Am I on to the right track? I just want to be competitive on this project as I know they are getting other bids.
Next question would be, what extra time is needed and in what detail/ precaution with painted cabinets. Am I underestimating what it takes compared to a stained cabinet? It seems for the time I save from staining I can tape a lot of cabinets off. But my concern is what steps pry to finishing are more important with painted cabinets than stained? Any insight would be greatly appreciated!
We used to do a lot of cherry jobs, but 90% of the jobs over the last 2 years have been painted. Couple of thoughts
1. Conversion varnish: depending on your mil thickness and how aggressive you sand, 2 coats may not be enough coverage. I prime, flatten with 220 grit and then do 2 coats. You have to make sure your not getting it too heavy on areas that overlap. (CV to thick will be prone to cracking at the joints).
2. Pricing: As you see, material cost is much lower, but your finish time is much higher. I charge the same for "painted" or stained (exceptions for Walnut and high gloss). I also have an up charge for very dark colors and black. Is your total price materials x2? I try and keep my materials at 1/3 or under depending on install factors.
How much you going to charge for your learning curve? I'd hate to do my first painted job on a big project. You should probably sub that part out. You won't have to learn on this job, the cost would be set, and you won't get any call backs in a couple of years if you make some mistakes with materials. It doesn't bode well that you have ignored manufacturer recommendations in the past.
I have thought about going that route except it would change how I build cabinets. I do all flush ends and bottoms so I don't exactly know the right way to address that in a way to not totally change the way I build. This job will have lots of finished ends so trying to match up color would be a nightmare I think.
From what I can see, the additional time is spent filling in joints that arnt perfect with bondo besides the extra time to deal with crown ect. It seems as if the time that is saved from staining would cancel a lot of that extra time spend on prep out. Taping off boxes goes pretty quick over all. I'm just trying to see if I'm missing bigger issues that could stand out more on a large job than an occasional island or hood.
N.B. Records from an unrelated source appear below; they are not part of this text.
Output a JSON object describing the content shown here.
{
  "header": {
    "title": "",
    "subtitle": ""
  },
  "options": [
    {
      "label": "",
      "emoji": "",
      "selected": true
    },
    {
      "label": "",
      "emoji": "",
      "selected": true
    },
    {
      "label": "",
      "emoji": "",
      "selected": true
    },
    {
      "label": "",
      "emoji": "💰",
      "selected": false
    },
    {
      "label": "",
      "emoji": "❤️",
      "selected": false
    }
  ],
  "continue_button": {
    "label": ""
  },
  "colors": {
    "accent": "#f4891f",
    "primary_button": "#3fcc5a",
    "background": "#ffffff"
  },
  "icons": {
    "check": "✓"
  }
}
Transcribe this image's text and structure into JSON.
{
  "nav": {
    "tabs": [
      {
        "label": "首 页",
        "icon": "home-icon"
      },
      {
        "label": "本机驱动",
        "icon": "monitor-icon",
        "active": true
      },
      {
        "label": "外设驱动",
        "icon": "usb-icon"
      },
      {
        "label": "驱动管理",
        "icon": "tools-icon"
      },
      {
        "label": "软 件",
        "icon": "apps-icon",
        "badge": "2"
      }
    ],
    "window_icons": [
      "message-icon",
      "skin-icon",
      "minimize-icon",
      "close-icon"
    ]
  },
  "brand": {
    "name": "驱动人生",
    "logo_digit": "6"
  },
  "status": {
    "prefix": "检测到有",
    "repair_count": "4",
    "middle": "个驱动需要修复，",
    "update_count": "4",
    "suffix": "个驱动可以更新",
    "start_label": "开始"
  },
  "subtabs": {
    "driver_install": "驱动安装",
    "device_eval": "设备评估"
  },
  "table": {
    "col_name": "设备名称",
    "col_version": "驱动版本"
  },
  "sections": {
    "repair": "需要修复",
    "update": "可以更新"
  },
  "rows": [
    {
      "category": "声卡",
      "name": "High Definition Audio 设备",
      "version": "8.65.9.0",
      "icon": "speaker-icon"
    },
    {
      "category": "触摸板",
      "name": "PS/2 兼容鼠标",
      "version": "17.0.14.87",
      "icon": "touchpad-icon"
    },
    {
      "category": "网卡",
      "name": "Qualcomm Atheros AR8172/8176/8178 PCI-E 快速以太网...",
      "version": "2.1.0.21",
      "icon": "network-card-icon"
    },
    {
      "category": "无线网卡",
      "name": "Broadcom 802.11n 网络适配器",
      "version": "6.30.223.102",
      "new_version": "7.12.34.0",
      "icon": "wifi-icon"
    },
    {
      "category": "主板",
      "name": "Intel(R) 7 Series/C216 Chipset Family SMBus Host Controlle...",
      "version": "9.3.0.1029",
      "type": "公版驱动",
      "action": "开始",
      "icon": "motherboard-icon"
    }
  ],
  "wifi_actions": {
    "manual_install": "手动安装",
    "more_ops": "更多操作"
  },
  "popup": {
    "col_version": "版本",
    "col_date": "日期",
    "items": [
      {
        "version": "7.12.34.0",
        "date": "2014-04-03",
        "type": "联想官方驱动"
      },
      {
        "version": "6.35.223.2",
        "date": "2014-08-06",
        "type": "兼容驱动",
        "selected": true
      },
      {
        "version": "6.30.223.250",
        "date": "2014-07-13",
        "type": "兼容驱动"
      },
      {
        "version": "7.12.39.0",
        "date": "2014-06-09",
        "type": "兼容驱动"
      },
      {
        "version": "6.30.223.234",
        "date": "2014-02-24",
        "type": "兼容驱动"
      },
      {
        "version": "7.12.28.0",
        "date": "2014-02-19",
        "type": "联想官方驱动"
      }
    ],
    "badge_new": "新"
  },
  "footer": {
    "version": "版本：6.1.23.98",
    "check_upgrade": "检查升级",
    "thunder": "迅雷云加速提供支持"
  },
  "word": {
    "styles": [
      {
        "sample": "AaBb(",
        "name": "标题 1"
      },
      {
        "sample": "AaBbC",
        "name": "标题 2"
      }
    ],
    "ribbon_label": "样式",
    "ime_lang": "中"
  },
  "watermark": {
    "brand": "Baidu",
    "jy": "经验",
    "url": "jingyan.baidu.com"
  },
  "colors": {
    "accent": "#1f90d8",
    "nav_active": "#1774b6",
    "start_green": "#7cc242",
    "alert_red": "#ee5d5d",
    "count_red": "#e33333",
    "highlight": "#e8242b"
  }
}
We do a lot of painted work, I'll give you my thoughts on it. First thing is start using prefinished ply for the interiors, no way you can put the finish on yourself for the price difference of the ply. I rarely have to mask anything off. We have carts with casters, all my faceframes get primed and painted laying down on the carts. We have a large table with soft carpet for assembly. And I've never built a box and attached a faceframe, we lay the frame face down and build the box to it. As far as painting, we prep as good as possible and then prime. Fill any imperfections, scuff and prime again, scuff again and then paint. Make sure the second coat of primer is perfect, don't leave any imperfections thinking that the paint should cover it. In the end there's almost always a mosquito that will land on the wet paint and start doing push-ups ...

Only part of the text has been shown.